Gyllenhaal may take over webslinging duties
A web of intrigue enveloped Tobey Maguire Monday as word circulated that he may not be back as Peter Parker in Columbia Pictures’ “The Amazing Spider-Man,” the sequel to the top film of 2002 that earned Sony $800 million at the worldwide B.O.
Waiting in the wings is Jake Gyllenhaal, star of “Moonlight Mile,” “The Good Girl” and 20th Century Fox’s own summer 2004 tentpole, “The Day After Tomorrow.”
“After doing two physically demanding films in a row, Tobey has experienced mild discomfort in his back, which is in the final stages of healing,” Maguire’s spokeswoman said in a statement. “With an April 12 start date around the corner, everyone involved wants to be certain he is able to do the intense stunts.”
Maguire wrapped “Spider-Man” in April 2001. Eighteen months later, he began production Oct. 15 on “Seabiscuit” in the role of racehorse jockey Red Pollard. The four-month shoot wrapped Feb. 18.
If Maguire exits, it would come only a month after his reps renegotiated a career-best $17 million payday for the actor. Maguire earned $4 million for “Spider-Man” and $12.5 million for “Seabiscuit.” He agreed to star in the sequel last spring, prior to the first pic’s release.
This scenario is only the latest superhero snafu in a town that is increasingly reliant on big-budget tentpole pics overseen by comic-book protagonists. Warners is currently navigating the bumpy road to hiring an actor willing to wear the “S” on his chest for the next three “Superman” films.
If Maguire were replaced, some of Col’s box office risk would be mitigated by the fact that Gyllenhaal would be good for the budget’s bottom line. Although he’s received kudos for performances in films like “October Sky” and “Donnie Darko,” he hasn’t yet commanded the salary of an above-the-title actor like Maguire.

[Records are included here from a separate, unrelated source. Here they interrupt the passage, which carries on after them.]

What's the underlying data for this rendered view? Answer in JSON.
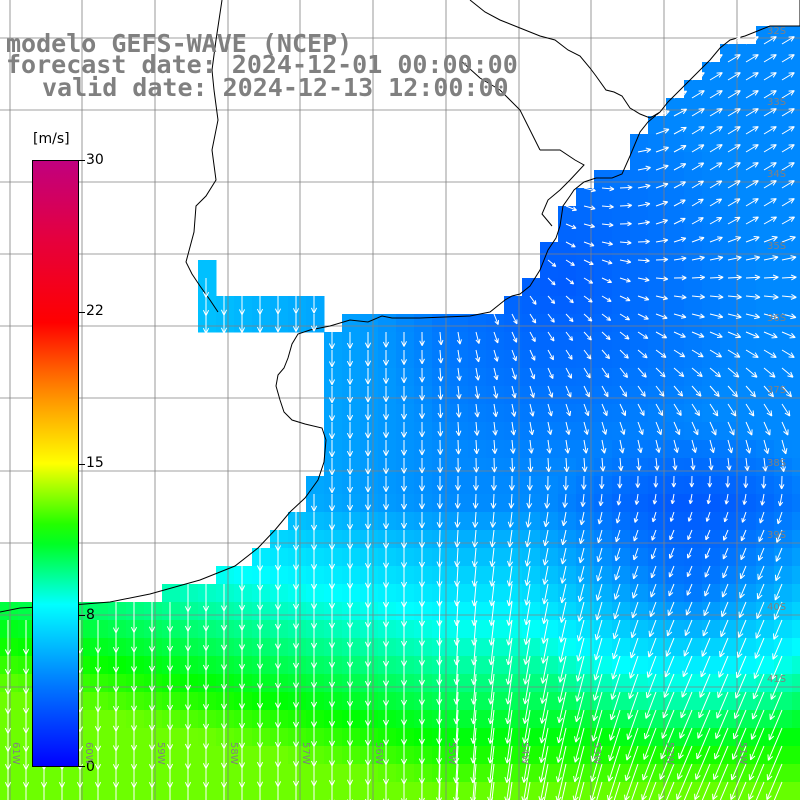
{
  "title": {
    "line1": "modelo GEFS-WAVE (NCEP)",
    "line2": "forecast date: 2024-12-01 00:00:00",
    "line3": "valid date: 2024-12-13 12:00:00"
  },
  "colorbar": {
    "unit": "[m/s]",
    "ticks": [
      "30",
      "22",
      "15",
      "8",
      "0"
    ],
    "tick_values": [
      30,
      22,
      15,
      8,
      0
    ],
    "min": 0,
    "max": 30,
    "colors": [
      "#0000ff",
      "#00c8ff",
      "#00ffff",
      "#00ff00",
      "#ffff00",
      "#ff8000",
      "#ff0000",
      "#c0007f"
    ]
  },
  "lat_labels": [
    "32S",
    "33S",
    "34S",
    "35S",
    "36S",
    "37S",
    "38S",
    "39S",
    "40S",
    "41S"
  ],
  "lon_labels": [
    "61W",
    "60W",
    "59W",
    "58W",
    "57W",
    "56W",
    "55W",
    "54W",
    "53W",
    "52W",
    "51W"
  ],
  "map_colors": {
    "land": "#ffffff",
    "coast": "#000000",
    "grid": "#808080",
    "arrow": "#ffffff"
  }
}
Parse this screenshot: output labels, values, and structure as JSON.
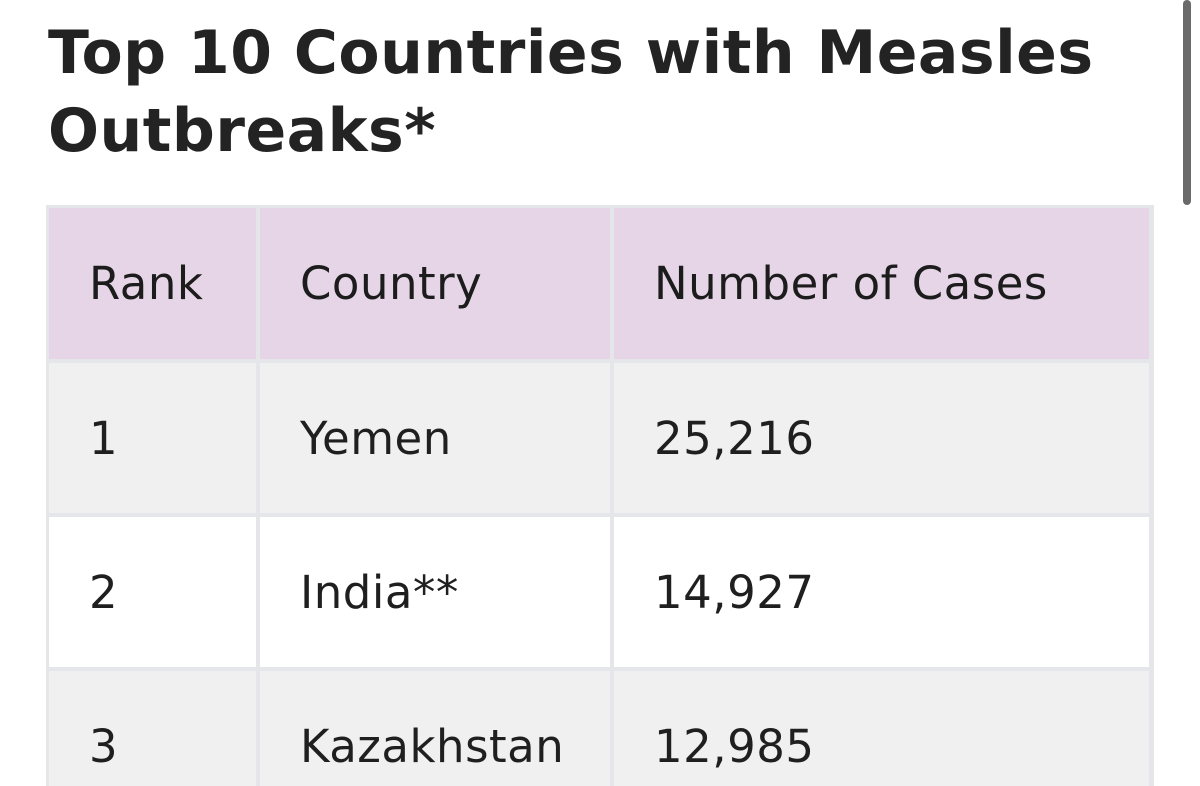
{
  "title": "Top 10 Countries with Measles Outbreaks*",
  "table": {
    "headers": [
      "Rank",
      "Country",
      "Number of Cases"
    ],
    "rows": [
      {
        "rank": "1",
        "country": "Yemen",
        "cases": "25,216"
      },
      {
        "rank": "2",
        "country": "India**",
        "cases": "14,927"
      },
      {
        "rank": "3",
        "country": "Kazakhstan",
        "cases": "12,985"
      }
    ]
  },
  "colors": {
    "header_bg": "#e6d5e7",
    "row_alt_bg": "#f0f0f0",
    "grid": "#e4e6ea"
  }
}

Sony’s Spidey sequel was originally slated to begin production in January, but was pushed to April so that Maguire could complete “Seabiscuit” for Universal and Spyglass Entertainment. Given its copious special effects, “The Amazing Spider-Man” is now on a tight schedule to make its May 7, 2004 release.
Even if the “Spider-Man” sequel had leeway next summer, this summer would remain a problem. After Kirsten Dunst reprises her role as distressed damsel Mary Jane Watson, she will proceed immediately to Working Title’s “Wimbledon.” The U release is expected to make history as the first production to shoot during the hallowed tennis tournament. However, the 2003 Wimbledon Championships run June 23-July 6; that hardly gives Dunst enough time to warm up.
Before Maguire was fitted for the red and blue suit, Gyllenhaal was on the short list of “Spider-Man” candidates. He can seem only more attractive now that he’s also dating Dunst.